Elections for the board of directors are to be held in January. "Since our members are self-employed, we really have no idea what the total invested will be," he said.
* The Arco pension fund, Milan, sent membership applications at the end of October to the 200,000 people who work in the 10,000-odd companies that make up Italy's wood furniture and furnishings manufacturing industry.
"The target set for us by COVIP, the regulatory authority, is 20,000 members and we should have a clearer picture as to when we will hit that figure by January," said Giacomo Ghirlandetti, head of industrial relations for Federlegno-Arredo, Milan, the trade association for Italy's wood and furniture manufacturers, and a member of the provisional board of directors.
* Alifond, Rome, aims to sign up 30,000 of the 200,000 workers in the food manufacturing trade. "When this target is reached," said Bruno Feligini, a member of the fund's provisional board of directors and a senior manager of Cesare Fiorucci SpA cooked meats company, "we can move on to the next stage, which is for the fund members to elect the board of directors."
* The Previcooper fund, Rome, hopes to have 5,000 participants by February. Officials ultimately hope to pull in 35,000 members out of a total 55,000 workers in the cooperative retail business.
"We expect to have 45 billion lire under management in about two years' time," said Federico Genitoni, a member of the provisional board of directors.
Investment strategies will be decided by the elected board of directors, which will be elected by the middle of next year.

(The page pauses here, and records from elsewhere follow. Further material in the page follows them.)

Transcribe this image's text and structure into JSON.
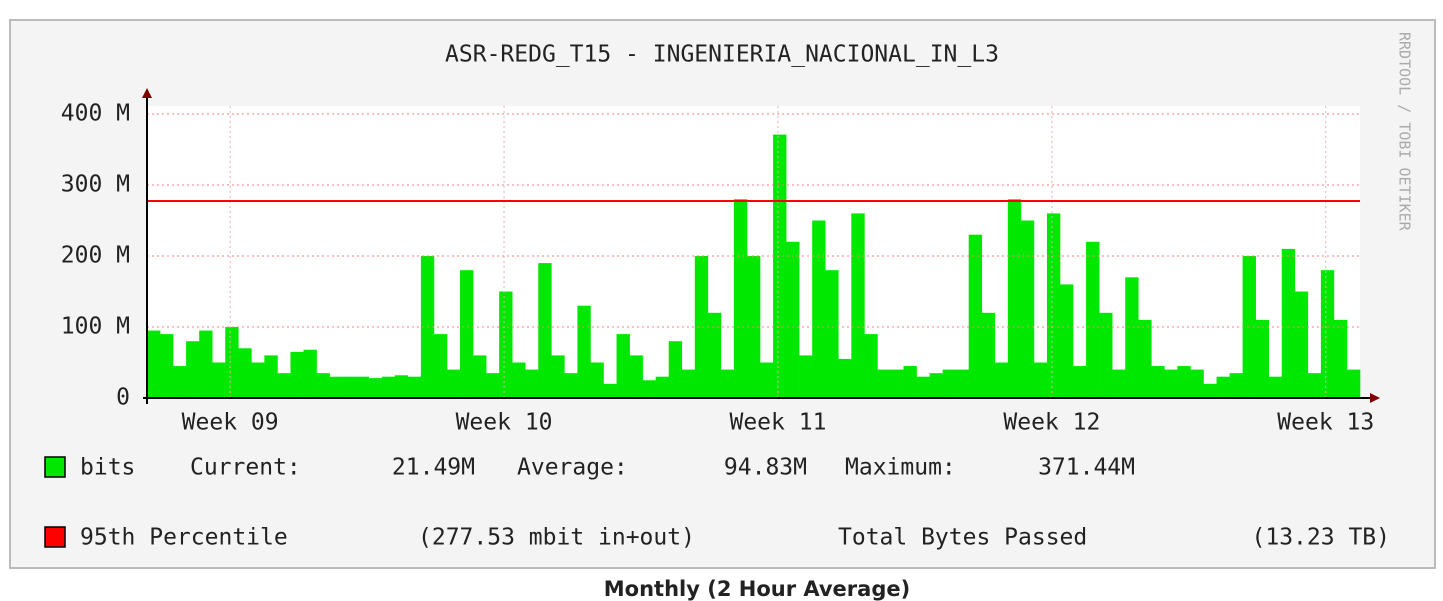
{
  "chart_data": {
    "type": "area",
    "title": "ASR-REDG_T15 - INGENIERIA_NACIONAL_IN_L3",
    "watermark": "RRDTOOL / TOBI OETIKER",
    "caption": "Monthly (2 Hour Average)",
    "xlim": [
      0,
      744
    ],
    "xticks": [
      {
        "value": 51,
        "label": "Week 09"
      },
      {
        "value": 219,
        "label": "Week 10"
      },
      {
        "value": 387,
        "label": "Week 11"
      },
      {
        "value": 555,
        "label": "Week 12"
      },
      {
        "value": 723,
        "label": "Week 13"
      }
    ],
    "ylim": [
      0,
      400
    ],
    "yticks": [
      {
        "value": 0,
        "label": "0"
      },
      {
        "value": 100,
        "label": "100 M"
      },
      {
        "value": 200,
        "label": "200 M"
      },
      {
        "value": 300,
        "label": "300 M"
      },
      {
        "value": 400,
        "label": "400 M"
      }
    ],
    "grid": true,
    "x": [
      0,
      8,
      16,
      24,
      32,
      40,
      48,
      56,
      64,
      72,
      80,
      88,
      96,
      104,
      112,
      120,
      128,
      136,
      144,
      152,
      160,
      168,
      176,
      184,
      192,
      200,
      208,
      216,
      224,
      232,
      240,
      248,
      256,
      264,
      272,
      280,
      288,
      296,
      304,
      312,
      320,
      328,
      336,
      344,
      352,
      360,
      368,
      376,
      384,
      392,
      400,
      408,
      416,
      424,
      432,
      440,
      448,
      456,
      464,
      472,
      480,
      488,
      496,
      504,
      512,
      520,
      528,
      536,
      544,
      552,
      560,
      568,
      576,
      584,
      592,
      600,
      608,
      616,
      624,
      632,
      640,
      648,
      656,
      664,
      672,
      680,
      688,
      696,
      704,
      712,
      720,
      728,
      736
    ],
    "series": [
      {
        "name": "bits",
        "color": "#00e800",
        "values": [
          95,
          90,
          45,
          80,
          95,
          50,
          100,
          70,
          50,
          60,
          35,
          65,
          68,
          35,
          30,
          30,
          30,
          28,
          30,
          32,
          30,
          200,
          90,
          40,
          180,
          60,
          35,
          150,
          50,
          40,
          190,
          60,
          35,
          130,
          50,
          20,
          90,
          60,
          25,
          30,
          80,
          40,
          200,
          120,
          40,
          280,
          200,
          50,
          371,
          220,
          60,
          250,
          180,
          55,
          260,
          90,
          40,
          40,
          45,
          30,
          35,
          40,
          40,
          230,
          120,
          50,
          280,
          250,
          50,
          260,
          160,
          45,
          220,
          120,
          40,
          170,
          110,
          45,
          40,
          45,
          40,
          20,
          30,
          35,
          200,
          110,
          30,
          210,
          150,
          35,
          180,
          110,
          40
        ],
        "stats": [
          {
            "label": "Current:",
            "value": "21.49M"
          },
          {
            "label": "Average:",
            "value": "94.83M"
          },
          {
            "label": "Maximum:",
            "value": "371.44M"
          }
        ]
      }
    ],
    "percentile": {
      "name": "95th Percentile",
      "value": 277.53,
      "color": "#ff0000",
      "label": "(277.53 mbit in+out)"
    },
    "total": {
      "label": "Total Bytes Passed",
      "value": "(13.23 TB)"
    }
  }
}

Other funds are taking the first steps in their formation. According to recent reports, these include: Previvolo, for the 2,000 Alitalia pilots and technical staff; Fondart, which applies to 50,000 people who are either craftsmen, or proprietors or partners in crafts or small-business concerns, as well as their family-member employees; Pegaso, covering 33,000 workers in the public sector energy, gas and water industries; Telemaco, which applies to 100,000 telecoms workers employed by Telecom Italia, TIM Telespazio, Stream, CSELT, Stet International, Scuola Reiss Romoli, Elettra TLC, Trainet and TMI Telemedia International; Previmoda, a fund for Italy's 900,000 textile workers; Fondo Pensione Artigiani Lombardi, for the Lombardy region crafts and tradespeople; Fondo Pensione Assologistica, for workers in the shipping industry; Fongiureco, for professionals in the legal and economic sectors; Fonser, for the services workers; and Foncer, for the ceramics industry workers.